Sevgili Peygamberimiz (sav) bir Hadisinde mealen şöyle buyurmaktadır: ** Çocuklarınıza ilk kelime olarak, LA İLAHE İLLALLAH sözünü açıp ögretin…** İşte bu telkinin nazari NAZARİ olan yanıdır. Telkinin AMELİ yanına gelince, O Çocugu iyice hazırlamak kendinden emin olup vicdanın ta derinliklerinde Allahtan başka yaratan , yoktan var edici oplan, başka bir İlahın bulunmadıgını inandırıcı şekilde göstermektir.
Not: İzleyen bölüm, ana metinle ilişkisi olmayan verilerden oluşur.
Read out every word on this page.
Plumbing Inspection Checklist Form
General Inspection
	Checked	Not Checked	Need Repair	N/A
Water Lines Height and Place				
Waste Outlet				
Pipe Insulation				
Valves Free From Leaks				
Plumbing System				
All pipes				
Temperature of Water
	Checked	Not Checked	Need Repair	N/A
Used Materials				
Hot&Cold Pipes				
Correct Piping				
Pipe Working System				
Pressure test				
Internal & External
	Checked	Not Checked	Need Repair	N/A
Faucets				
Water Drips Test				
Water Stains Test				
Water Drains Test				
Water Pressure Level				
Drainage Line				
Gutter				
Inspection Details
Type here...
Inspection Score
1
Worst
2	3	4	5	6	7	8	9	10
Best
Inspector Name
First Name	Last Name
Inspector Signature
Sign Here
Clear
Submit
Bu husus ta ancak çocugun görebilecegi misal olarak sunulursa faydalı olur. Bitkiler, Gök, Yer, Deniz, İnsan ve benzeri görünen çarpıcı örnekler belge ve eserlerle açıklanabilir. Böylece çocuk, zihinsel bir araştırmaya yönelip sonuç çıkarmayı düşünecek fikri yapıya ulaşır. Ve böylece Eşyayı yaratanı AKIL yoluyla eserden – müessire (eserin sahibine) intikal saglayarak anlamaya başlar.
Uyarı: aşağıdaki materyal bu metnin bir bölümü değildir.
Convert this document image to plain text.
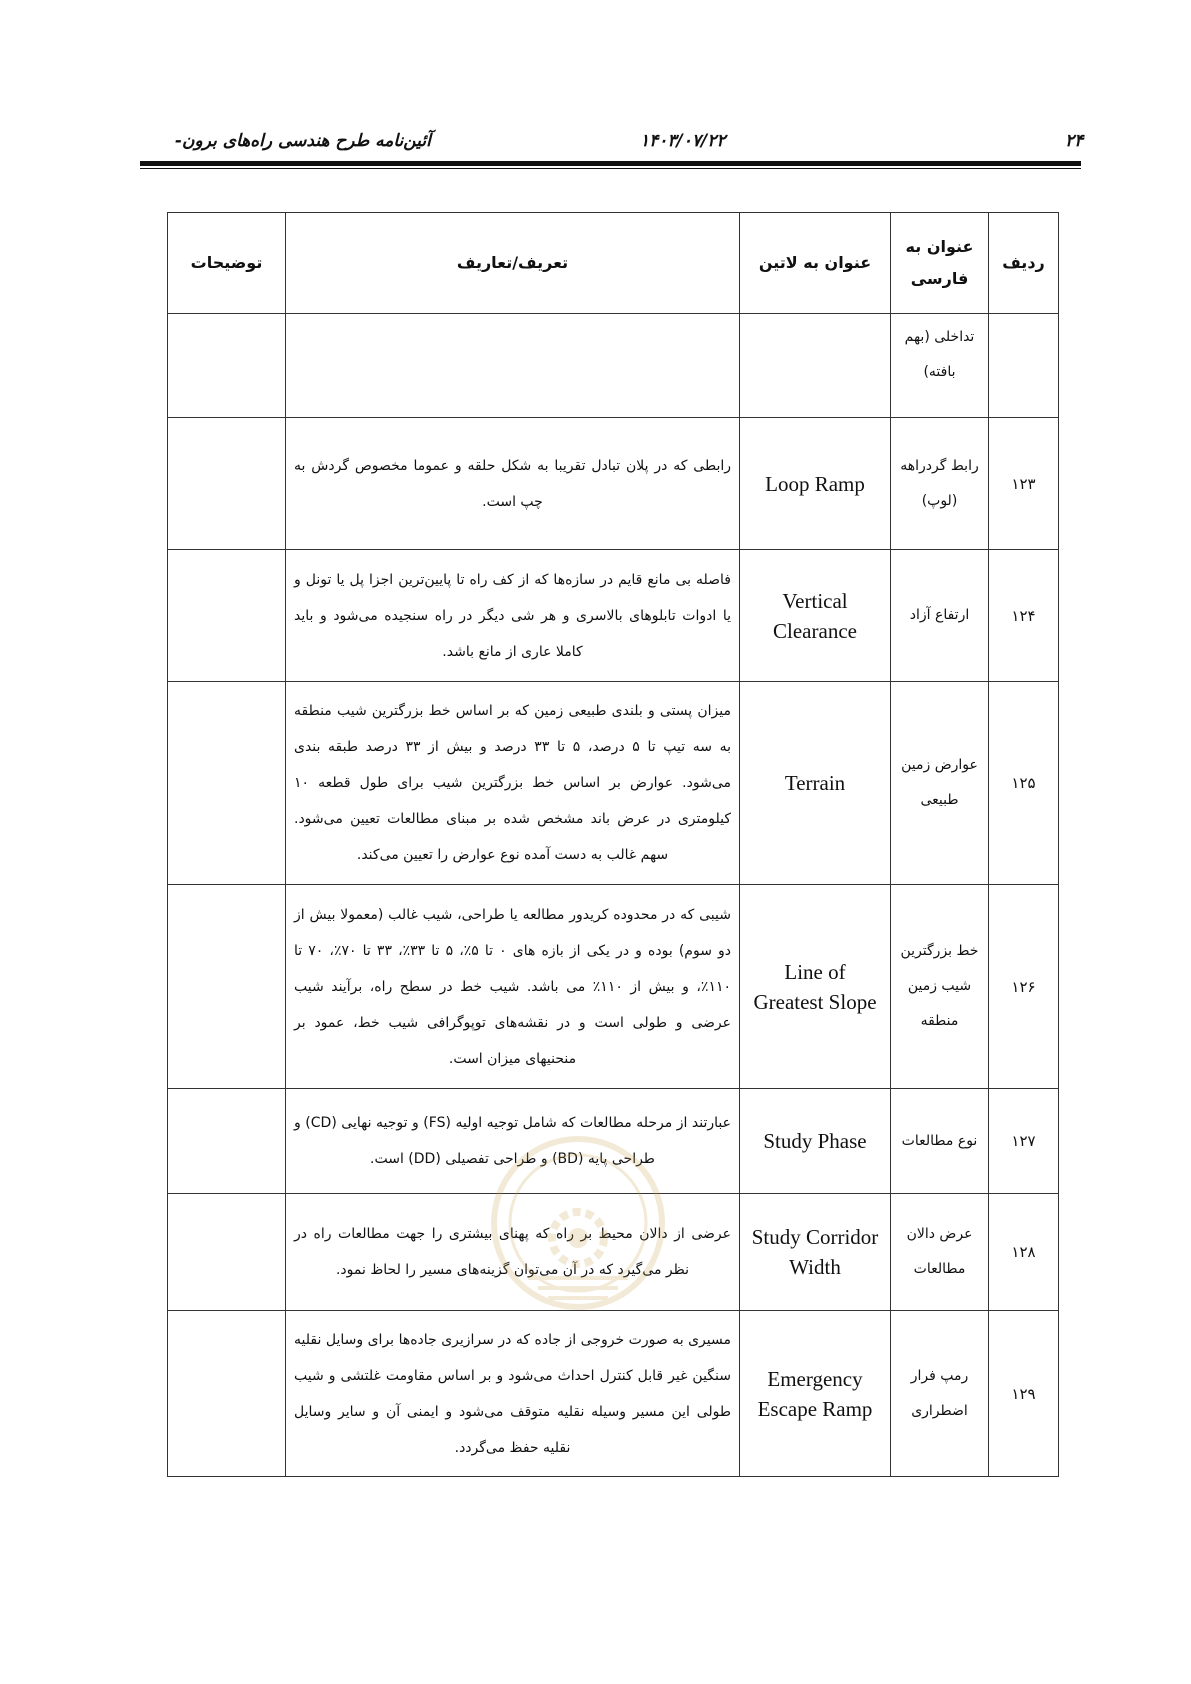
۲۴
۱۴۰۳/۰۷/۲۲
آئین‌نامه طرح هندسی راه‌های برون-
ردیف	عنوان به فارسی	عنوان به لاتین	تعریف/تعاریف	توضیحات
	تداخلی (بهم بافته)			
۱۲۳	رابط گردراهه (لوپ)	Loop Ramp	رابطی که در پلان تبادل تقریبا به شکل حلقه و عموما مخصوص گردش به چپ است.	
۱۲۴	ارتفاع آزاد	Vertical Clearance	فاصله بی مانع قایم در سازه‌ها که از کف راه تا پایین‌ترین اجزا پل یا تونل و یا ادوات تابلوهای بالاسری و هر شی دیگر در راه سنجیده می‌شود و باید کاملا عاری از مانع باشد.	
۱۲۵	عوارض زمین طبیعی	Terrain	میزان پستی و بلندی طبیعی زمین که بر اساس خط بزرگترین شیب منطقه به سه تیپ تا ۵ درصد، ۵ تا ۳۳ درصد و بیش از ۳۳ درصد طبقه بندی می‌شود. عوارض بر اساس خط بزرگترین شیب برای طول قطعه ۱۰ کیلومتری در عرض باند مشخص شده بر مبنای مطالعات تعیین می‌شود. سهم غالب به دست آمده نوع عوارض را تعیین می‌کند.	
۱۲۶	خط بزرگترین شیب زمین منطقه	Line of Greatest Slope	شیبی که در محدوده کریدور مطالعه یا طراحی، شیب غالب (معمولا بیش از دو سوم) بوده و در یکی از بازه های ۰ تا ۵٪، ۵ تا ۳۳٪، ۳۳ تا ۷۰٪، ۷۰ تا ۱۱۰٪، و بیش از ۱۱۰٪ می باشد. شیب خط در سطح راه، برآیند شیب عرضی و طولی است و در نقشه‌های توپوگرافی شیب خط، عمود بر منحنیهای میزان است.	
۱۲۷	نوع مطالعات	Study Phase	عبارتند از مرحله مطالعات که شامل توجیه اولیه (FS) و توجیه نهایی (CD) و طراحی پایه (BD) و طراحی تفصیلی (DD) است.	
۱۲۸	عرض دالان مطالعات	Study Corridor Width	عرضی از دالان محیط بر راه که پهنای بیشتری را جهت مطالعات راه در نظر می‌گیرد که در آن می‌توان گزینه‌های مسیر را لحاظ نمود.	
۱۲۹	رمپ فرار اضطراری	Emergency Escape Ramp	مسیری به صورت خروجی از جاده که در سرازیری جاده‌ها برای وسایل نقلیه سنگین غیر قابل کنترل احداث می‌شود و بر اساس مقاومت غلتشی و شیب طولی این مسیر وسیله نقلیه متوقف می‌شود و ایمنی آن و سایر وسایل نقلیه حفظ می‌گردد.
İbni ABBAS’dan (ra) gelen bir rivayette Âlemlere RAHMET olarak gönderilen Peygamber Efendimiz (sav) mealen şöyle buyurmaktadır: ** Çocuklarınıza emri bil ma’rufa imtisal-(örnek alarak) etmelerini, kötülüklerden kaçınmalarını emredin. Bu, hem sizi, hem onları ateşten korumaya yöneliktir…**
Çocukları İLAHİ buyruklara baglanma hususunda yetiştirip geliştirmek, onu adeta emir ve nehiylere- yasaklara uyan birisi haline getirmek gerekmektedir. Ana – Babala ve egitimciler çocugun kötü bir fiilde bulundugunu veya bir günah işledigini görünce hemen onu sakındırmaya çalışmalı ve o şeyin kötü ya da günah oldugunu en uygun bir şekilde anlatmalıdırlar.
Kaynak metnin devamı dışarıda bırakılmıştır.